A projective change of coordinates on $\Bbb P^n_K$ between coordinates $x_0,\cdots,x_n$ and coordinates $y_0,\cdots,y_n$ is a way of writing $y_i = \sum_{j=0}^n c_{ij}x_j$ for $c_{ij}\in K$, such that the matrix $(c_{ij})$ is invertible. If you are thinking of the projective space $\Bbb P^n_K$ as the space of lines in $\Bbb A^{n+1}_K$, this is equivalent to a linear automorphism of $\Bbb A^{n+1}_K$.
There is a reasonably simple way to put every irreducible projective conic in the form $xy+z^2$ over any algebraically closed field $K$ of any characteristic. We'll need one lemma first:
Lemma. Suppose $K$ is an algebraically closed field and $p(x,y)\in K[x,y]$ is a nonzero polynomial which is homogeneous of degree $d$. Then $p(x,y)$ splits completely in to $d$ homogeneous degree-1 factors.

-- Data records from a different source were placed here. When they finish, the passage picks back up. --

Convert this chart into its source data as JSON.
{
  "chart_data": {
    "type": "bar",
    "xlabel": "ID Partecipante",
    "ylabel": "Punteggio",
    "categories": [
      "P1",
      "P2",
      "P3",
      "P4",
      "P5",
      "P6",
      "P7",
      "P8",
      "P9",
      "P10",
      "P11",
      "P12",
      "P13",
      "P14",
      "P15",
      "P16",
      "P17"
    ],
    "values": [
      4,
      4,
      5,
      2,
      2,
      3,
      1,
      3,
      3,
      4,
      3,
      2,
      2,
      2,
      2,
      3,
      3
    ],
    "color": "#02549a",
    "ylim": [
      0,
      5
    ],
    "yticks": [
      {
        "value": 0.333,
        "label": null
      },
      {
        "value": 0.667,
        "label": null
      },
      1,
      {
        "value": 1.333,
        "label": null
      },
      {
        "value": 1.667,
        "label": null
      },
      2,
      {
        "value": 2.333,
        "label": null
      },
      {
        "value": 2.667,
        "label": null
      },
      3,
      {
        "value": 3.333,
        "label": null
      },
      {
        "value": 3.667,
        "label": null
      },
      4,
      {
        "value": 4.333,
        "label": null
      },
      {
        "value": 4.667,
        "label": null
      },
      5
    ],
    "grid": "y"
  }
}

Proof. By writing $p(x,y)=x^ap'(x,y)$ for a polynomial $p'(x,y)\in K[x,y]$ which is not divisible by $x$, we may assume that $p(x,y)$ is not divisible by $x$. Now consider $p(x,y)/x^d = p(1,y/x)$, a nonzero degree-$d$ polynomial in the single variable $y/x$: since $K$ is algebraically closed, this splits completely in to linear factors, or $p(1,y/x)=c\prod_{i=1}^d (y/x - r_i)$. But then $p(x,y)=x^dp(1,y/x)=c\prod(y-r_ix)$, and we've proven the claim. $\blacksquare$
Now let's get down to business. Start with the irreducible conic cut out by the irreducible equation $$a_{00}x^2+a_{01}xy+a_{02}xz+a_{11}y^2+a_{12}yz+a_{22}z^2$$ with $a_{ij}\in K$ and examine $a_{00}x^2+a_{01}xy+a_{11}y^2$: by the lemma, this factors as $L_1L_2$ for two degree-one homogeneous polynomials $L_1,L_2\in K[x,y]$. Now we have two cases: either $L_1$ and $L_2$ are proportional, or they aren't.
If $L_1$ and $L_2$ are proportional, are, then up to scaling our equation by a constant factor, we may assume $L_1=L_2$, and then either $L_1 \mapsto x$, $y\mapsto y$, $z\mapsto z$, or $x\mapsto x$, $L_1\mapsto y$, $z\mapsto z$ is a linear automorphism of the vector space of homogeneous degree-one polynomials. WLOG, suppose it's the first - then our conic becomes $x^2+a_{02}'xz+a_{12}'yz+a_{22}'z^2$. Since $a_{02}'xz+a_{12}'yz+a_{22}'z^2 = z(a_{02}'x+a_{12}'y+a_{22}'z)$ and $x$, $z$, and $a_{02}'x+a_{12}'y+a_{22}'z$ are linearly independent by irreducibility (if not, then our equation is a homogeneous polyonmial of degree 2 in two variables, which is reducible by the lemma), there is a linear automorphism of the vector space of homogeneous degree-one polynomials which sends $x\mapsto x$, $a_{02}'x+a_{12}'y+a_{22}'z\mapsto y$, and $z\mapsto z$, so our conic becomes $x^2+yz$, and permuting variables, we wind up at $xy+z^2$.
If $L_1$ and $L_2$ aren't proportional, then there is a linear automorphism of the vector space of homogeneous degree-one polynomials which sends $L_1 \mapsto x$, $L_2\mapsto y$, and $z\mapsto z$. Using this as our change of coordinates, our equation becomes $xy+a_{02}'xz+a_{12}'yz+a_{22}'z^2$, then the change of coordinates $x\mapsto x-a_{12}'z$, $y\mapsto y-a_{02}'z$, $z\mapsto z$ removes the $a_{02}'$ and $a_{12}'$ terms, leaving us with $xy+a_{22}''z^2$. Since irreducibility is unaffected by coordinate changes, we have $a_{22}''\neq 0$, and therefore since $K$ is algebraically closed we have some $c\in K$ so that $c^2=1/a_{22}''$; the change of coordinates fixing $x$ and $y$ and scaling $z$ by $c$ gives us $xy+z^2$.
If you'd like a different form of your conic, then you can modify and rerun this proof, or transform $xy+z^2$ in to the desired form.